Legrelle Gérard, Joseph, Antoine indéterminée
né en 1793 à Anvers décédé en 1871 à Anvers
Représentant entre 1831 et 1837, élu par l'arrondissement de Anvers Congressiste élu par l'arrondissement de Anvers(Extrait de : J. LAUREYSSENS, dans Nouvelle biographie nationale, t. I, 1988, pp. 237-240)
LEGRELLE, (Gérard, Joseph, Antoine, comte) ou LE GRELLE, banquier, homme politique catholique, né à Anvers le 6 janvier 1793, décédé à Anvers le 28 octobre 1871.
Gérard Legrelle est le fils de Joseph Legrelle et de Marie-Thérèse Cambier. Fils aîné d'un banquier fortuné, Gérard fit ses étu-des moyennes dans un institut renommé de Bruxelles, dirigé par l'abbé Lemoinne. Pendant un certain temps, il y étudia sous la direction du célèbre professeur Lesbroussart. En 1812, il retourna chez ses parents et commença sa carrière dans l'affaire familiale, la banque J.J. Legrelle et Compagnie. Quelques années plus tard, le 30 mai 1815, il épousa Anne, Françoise, Colette van Lancker, dont il eut treize enfants entre 1816 et 1835.
Nous n'avons que peu de renseignements sur les activités de Gérard Legrelle comme banquier. On a l'impression qu'il a joué un rôle relativement passif et qu'il a laissé son jeune frère Henri prendre les initiatives. Très tôt, Gérard montra une préférence pour la politique et la fonction publique. En 1816, âgé donc de vingt-trois ans, il commença une longue carrière comme membre de la Commission administrative du Bureau de Bienfaisance de sa ville natale.

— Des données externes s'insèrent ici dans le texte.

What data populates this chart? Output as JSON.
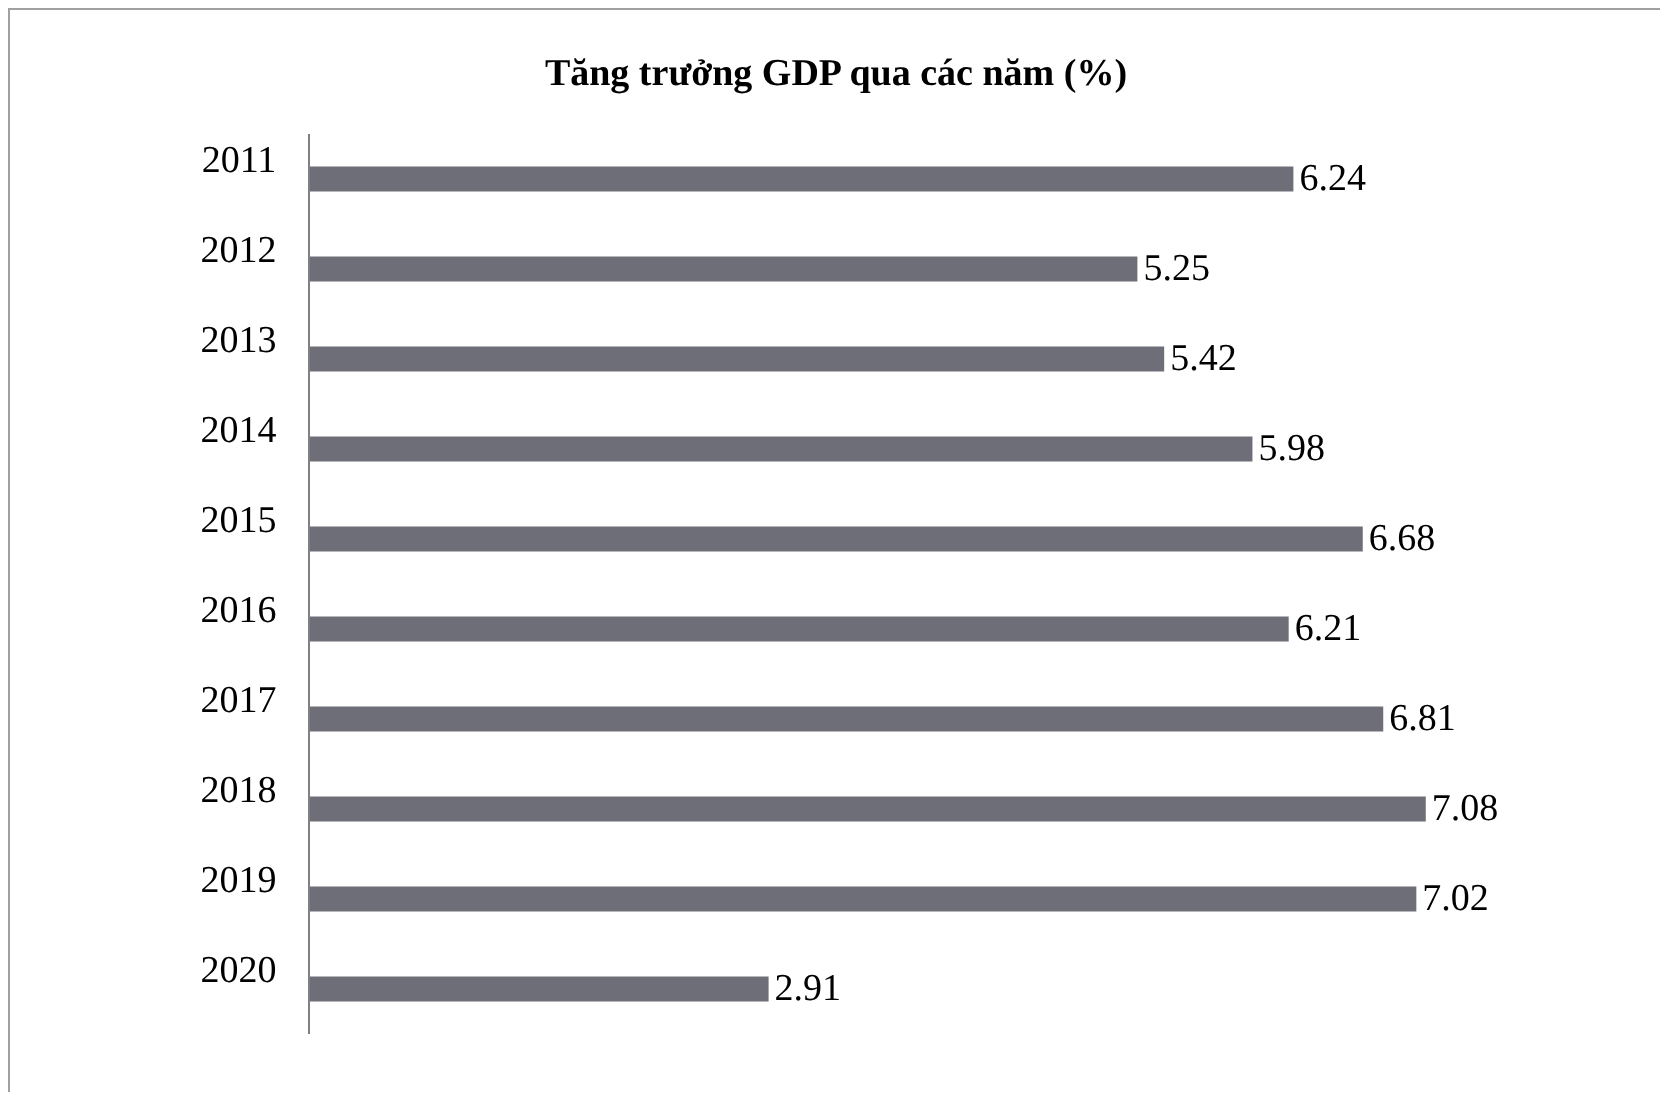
{
  "chart_data": {
    "type": "bar",
    "orientation": "horizontal",
    "title": "Tăng trưởng GDP qua các năm (%)",
    "categories": [
      "2011",
      "2012",
      "2013",
      "2014",
      "2015",
      "2016",
      "2017",
      "2018",
      "2019",
      "2020"
    ],
    "values": [
      6.24,
      5.25,
      5.42,
      5.98,
      6.68,
      6.21,
      6.81,
      7.08,
      7.02,
      2.91
    ],
    "color": "#6e6e78",
    "data_labels": true,
    "tick_labels": "y"
  }
}
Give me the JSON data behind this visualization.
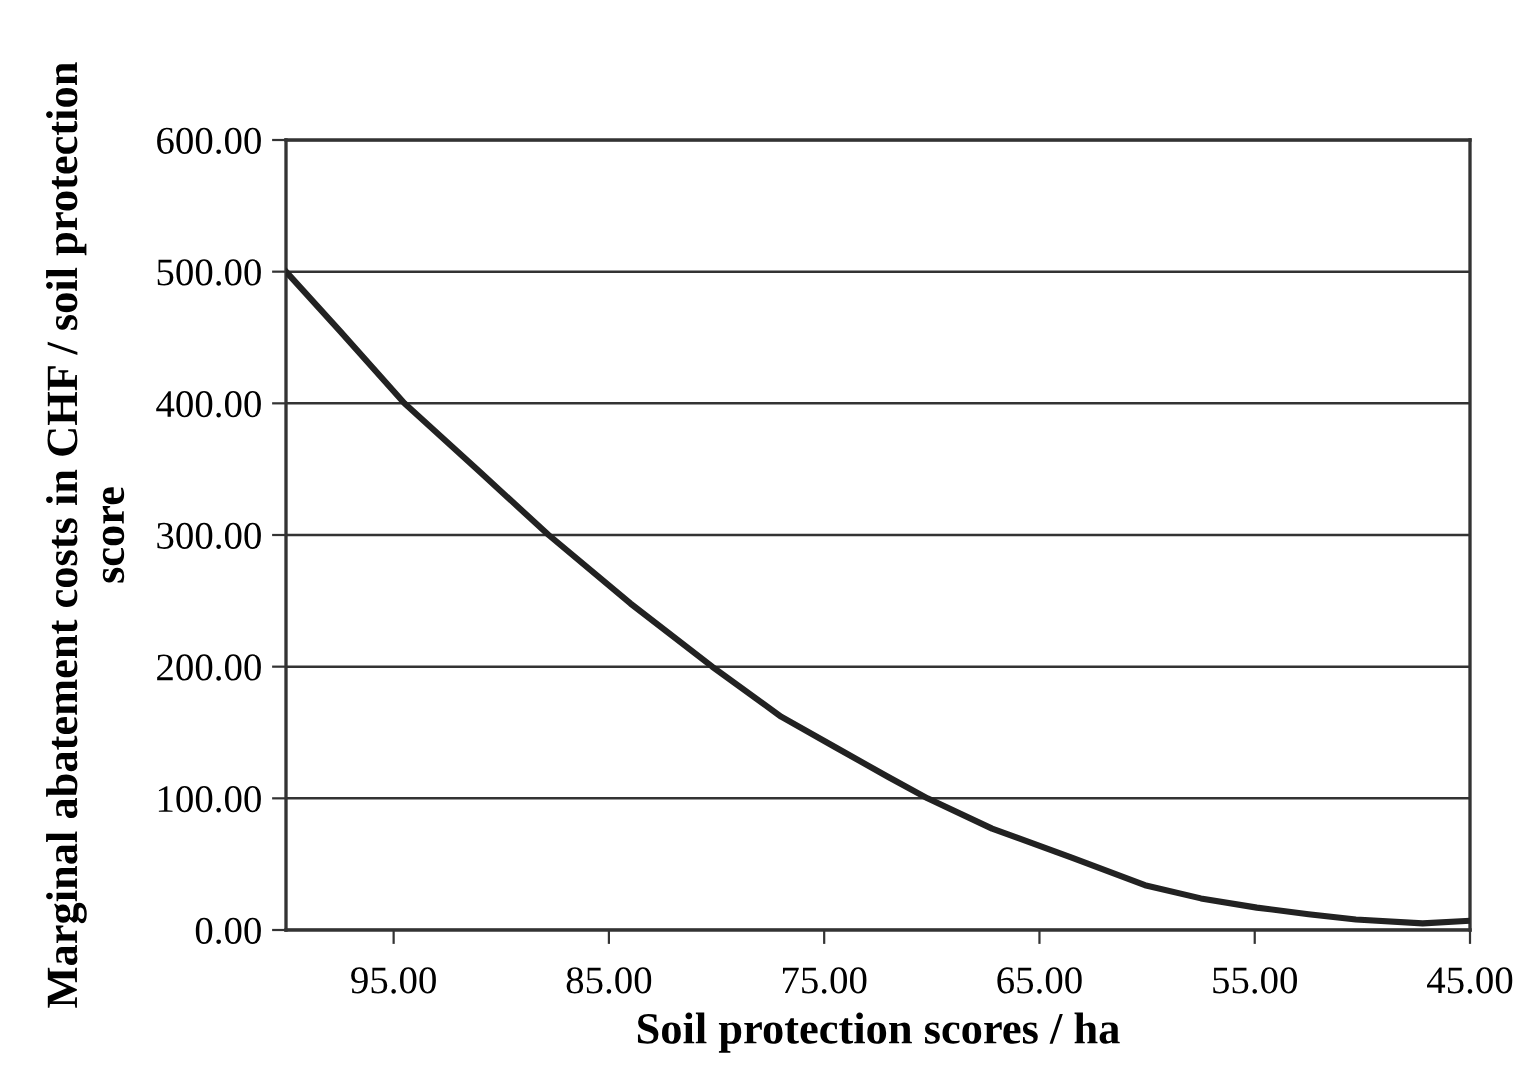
{
  "chart_data": {
    "type": "line",
    "xlabel": "Soil protection scores / ha",
    "ylabel": "Marginal abatement costs in CHF / soil protection\nscore",
    "x": [
      100,
      97.5,
      94.5,
      91,
      87.8,
      84,
      80.2,
      77,
      74.5,
      72,
      70.2,
      67.2,
      63.5,
      60.1,
      57.5,
      54.9,
      52.5,
      50.3,
      47.2,
      45
    ],
    "series": [
      {
        "color": "#222222",
        "values": [
          500,
          455,
          400,
          348,
          300,
          248,
          200,
          162,
          139,
          116,
          100,
          77,
          55,
          34,
          24,
          17,
          12,
          8,
          5,
          7
        ]
      }
    ],
    "xlim": [
      100,
      45
    ],
    "xticks": [
      {
        "value": 95,
        "label": "95.00"
      },
      {
        "value": 85,
        "label": "85.00"
      },
      {
        "value": 75,
        "label": "75.00"
      },
      {
        "value": 65,
        "label": "65.00"
      },
      {
        "value": 55,
        "label": "55.00"
      },
      {
        "value": 45,
        "label": "45.00"
      }
    ],
    "ylim": [
      0,
      600
    ],
    "yticks": [
      {
        "value": 0,
        "label": "0.00"
      },
      {
        "value": 100,
        "label": "100.00"
      },
      {
        "value": 200,
        "label": "200.00"
      },
      {
        "value": 300,
        "label": "300.00"
      },
      {
        "value": 400,
        "label": "400.00"
      },
      {
        "value": 500,
        "label": "500.00"
      },
      {
        "value": 600,
        "label": "600.00"
      }
    ],
    "grid": "y",
    "marker": "none",
    "line_style": "solid"
  }
}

Son dévouement fut immédiatement mis à l'épreuve : en avril 1817 éclata une épidémie de typhus qui provoqua une situation des plus critiques en ce qui concerne les soins à donner aux indigents. Nonobstant sa position de junior, Legrelle semble avoir bien dominé la situation. Les mesures décrétées par le Bureau portent sa signature.
Le renouveau économique d'Anvers pendant la période hollandaise était dans une grande mesure influencé par la politique de promotion menée par Guillaume Ier et il s'ensuivit qu'une grande partie des hommes d'affaires était pro-orangiste. Gérard Legrelle fit très clairement connaître sa position politique : lorsqu'en 1819 il fut nommé par Guillaume ler membre du Conseil de Régence de la Ville, il refusa d'assumer cette fonction. Son principal grief contre le pouvoir hollandais était bien sûr d'ordre idéologique. En tant que catholique il voyait dans la politique hollandaise en matière reli-gieuse une violation de la liberté d'opinion. Il était prêt à proclamer ouvertement son opposition. Ainsi, en 1822, prit-il l'initiative de lancer une pétition publique au Gouvernement, exigeant la cessation de toutes atteintes à la foi catholique et la restauration de la liberté de culte. Ses convictions religieuses se manifestèrent également dans d'autres domaines de son activité publique. Ainsi il devint membre de la Commission des prisons de la ville et de la province d'Anvers en 1822. Si nous parcourons sa longue carrière dans le domaine de la bienfaisance publique (il fut, pendant non moins de quarante-neuf ans, actif à la Commission des prisons) en y ajoutant la longue série de ses fonctions dans les institutions de l'Eglise, nous comprenons pourquoi le pape Pie IX le créa comte en 1852. Voici une brève énumération de ses prestations importantes : membre de la Fabrique d'église de Saint-André, membre et trésorier de la Maatschappij der Kristelijke Liefde, membre de la Société de Saint-François, président de l'Œuvre de Saint-François Régis, fondateur du bureau anversois des Œuvres pontificales. De plus, le titre honorifique de frère lai lui fut conféré en raison des services rendus au couvent des capucins. La dignité nobiliaire de comte accordée par le pape était héréditaire et transmissible à tous ses descendants. Le roi Léopold ler confirma cette accession à la noblesse en 1853, comme le couronnement d'une longue carrière parallèle dans le service public.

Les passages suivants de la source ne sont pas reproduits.